## OLAP - Python + SQL

#### Gugan S Kathiresan 

### *Task 1 -  OLAP*

Write the following queries in the university database (DDL files uploaded in repository):
1. Based on the number of total students enrolled in each course, rank the courses from
most popular to least popular. The result should include the columns: course_id,
course_title, students_num, and popularity_rank.
2. Analyze the academic performance of students across courses and departments. Show
the average grade by department, courses within that department, and overall average
grade across all departments and courses. Use the following conversions from grade
letters to numbers: [’A’,’A+’,’A-’] → 100, [’B’,’B+’,’B-’] → 90, [’C’,’C+’,’C-’] → 80,
[’D’,’D+’,’D-’] → 60, and 0 for all the other letters. The result should include the
columns: department, course, grades_average.
3. For each semester identify the top 3 students that received the highest grades in that
semester (across all the courses they took in that semester). The result should include
the columns: year, semester, student_name, grade.
Hint: First write a Common Table Expression (CTE) that uses the ROW_NUMBER()
window function to partition the grades by year and semester and assign a number to
each student based on their performance in that semester.
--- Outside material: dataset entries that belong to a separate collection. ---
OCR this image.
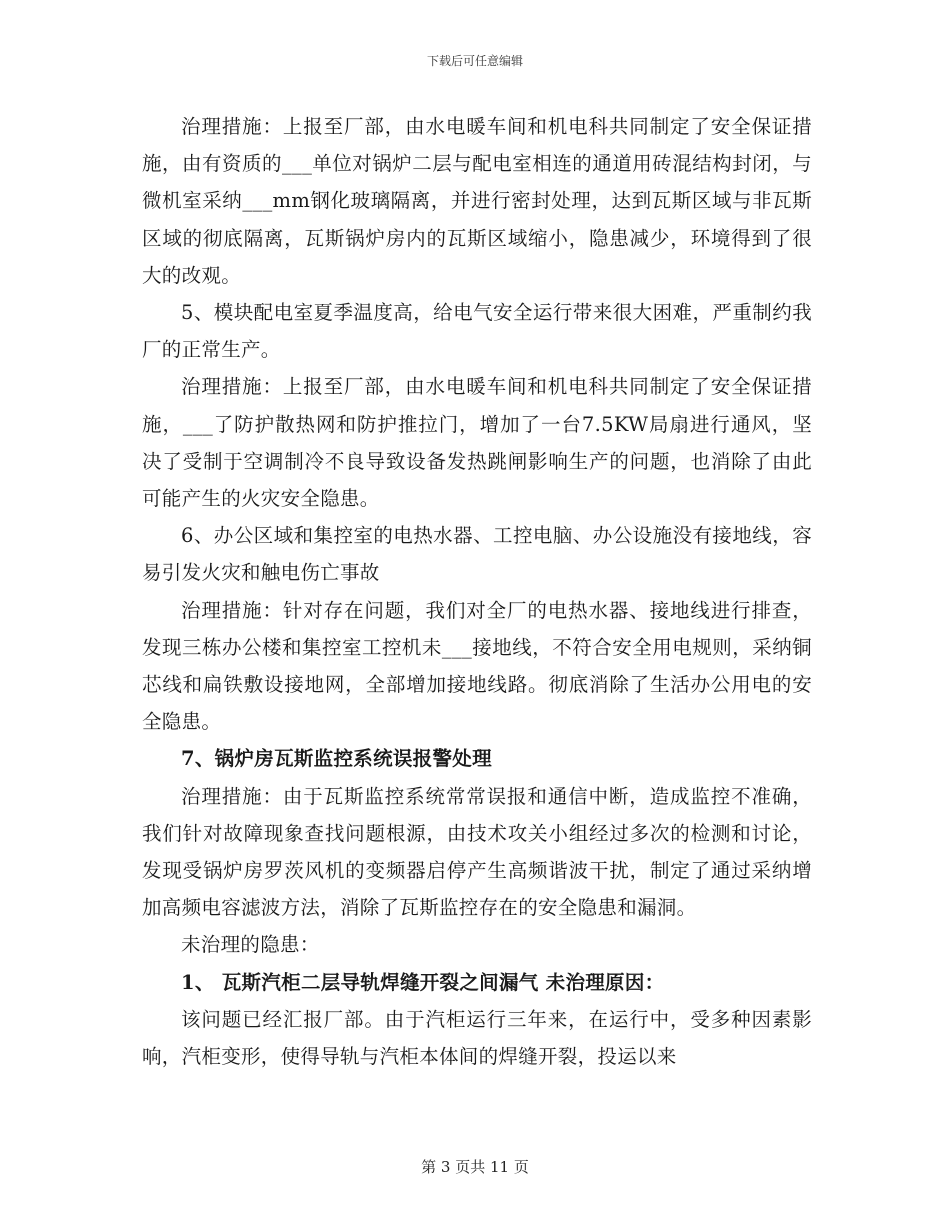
下载后可任意编辑

治理措施：上报至厂部，由水电暖车间和机电科共同制定了安全保证措施，由有资质的___单位对锅炉二层与配电室相连的通道用砖混结构封闭，与微机室采纳___mm钢化玻璃隔离，并进行密封处理，达到瓦斯区域与非瓦斯区域的彻底隔离，瓦斯锅炉房内的瓦斯区域缩小，隐患减少，环境得到了很大的改观。

5、模块配电室夏季温度高，给电气安全运行带来很大困难，严重制约我厂的正常生产。

治理措施：上报至厂部，由水电暖车间和机电科共同制定了安全保证措施，___了防护散热网和防护推拉门，增加了一台7.5KW局扇进行通风，坚决了受制于空调制冷不良导致设备发热跳闸影响生产的问题，也消除了由此可能产生的火灾安全隐患。

6、办公区域和集控室的电热水器、工控电脑、办公设施没有接地线，容易引发火灾和触电伤亡事故

治理措施：针对存在问题，我们对全厂的电热水器、接地线进行排查，发现三栋办公楼和集控室工控机未___接地线，不符合安全用电规则，采纳铜芯线和扁铁敷设接地网，全部增加接地线路。彻底消除了生活办公用电的安全隐患。

7、锅炉房瓦斯监控系统误报警处理

治理措施：由于瓦斯监控系统常常误报和通信中断，造成监控不准确，我们针对故障现象查找问题根源，由技术攻关小组经过多次的检测和讨论，发现受锅炉房罗茨风机的变频器启停产生高频谐波干扰，制定了通过采纳增加高频电容滤波方法，消除了瓦斯监控存在的安全隐患和漏洞。

未治理的隐患：

1、 瓦斯汽柜二层导轨焊缝开裂之间漏气 未治理原因：

该问题已经汇报厂部。由于汽柜运行三年来，在运行中，受多种因素影响，汽柜变形，使得导轨与汽柜本体间的焊缝开裂，投运以来

第 3 页共 11 页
Then, in the main query use
the row numbers assigned to the students inside a WHERE clause in order to select the
top 3 students in each partition.


In [1]:
from mysql.connector import connect, Error
from getpass import getpass
import pandas as pd

#OLAP to connect to my local mysql database
try:
    conn = connect(
        host='localhost',
        user=input('Enter username: '),
        password=getpass('Enter password: '),
        database='university'
    )
    
except Error as e:
    print(e)
    
# List of queries that satisfies the question 1 a), b), c)    
sql_queries = [
    # (a) SQL Query
        """select
        c.course_id,
        c.title as course_title,
        count(t.ID) as students_num,
        DENSE_RANK() over (order by count(t.ID) desc) as popularity_rank
    from
        course as c
    left join
        takes as t on c.course_id = t.course_id
    group by
        c.course_id, c.title
    order by
        popularity_rank;""",
    
    # (b) SQL Query
        """select
        d.dept_name as department,
        c.course_id as course,
        round(avg(
            CASE
                WHEN t.grade IN ('A', 'A+', 'A-') THEN 100
                WHEN t.grade IN ('B', 'B+', 'B-') THEN 90
                WHEN t.grade IN ('C', 'C+', 'C-') THEN 80
                WHEN t.grade IN ('D', 'D+', 'D-') THEN 60
                ELSE 0
            END
        ), 2) as grades_average
    from
        department d
    left join
        course c on d.dept_name = c.dept_name
    left join
        takes t on c.course_id = t.course_id
    group by
        d.dept_name, c.course_id
    with rollup;""", 
    
    # (c) SQL Query
        """with StudentGrades as (
        select
            t.year,
            t.semester,
            s.name AS student_name,
            t.grade,
            ROW_NUMBER() OVER (PARTITION BY t.year, t.semester order by t.grade desc) as ranking
        from
            takes t
        join
            student s on t.ID = s.ID
        )

    select
        year,
        semester,
        student_name,
        grade
    from
        StudentGrades
    where
        ranking <= 3
    order by
        year, semester, ranking;"""
]


Enter username: root
Enter password: ········


In [2]:
# 1. Based on the number of total students enrolled in each course, rank the courses from
# most popular to least popular. The result should include the columns: course_id,
# course_title, students_num, and popularity_rank.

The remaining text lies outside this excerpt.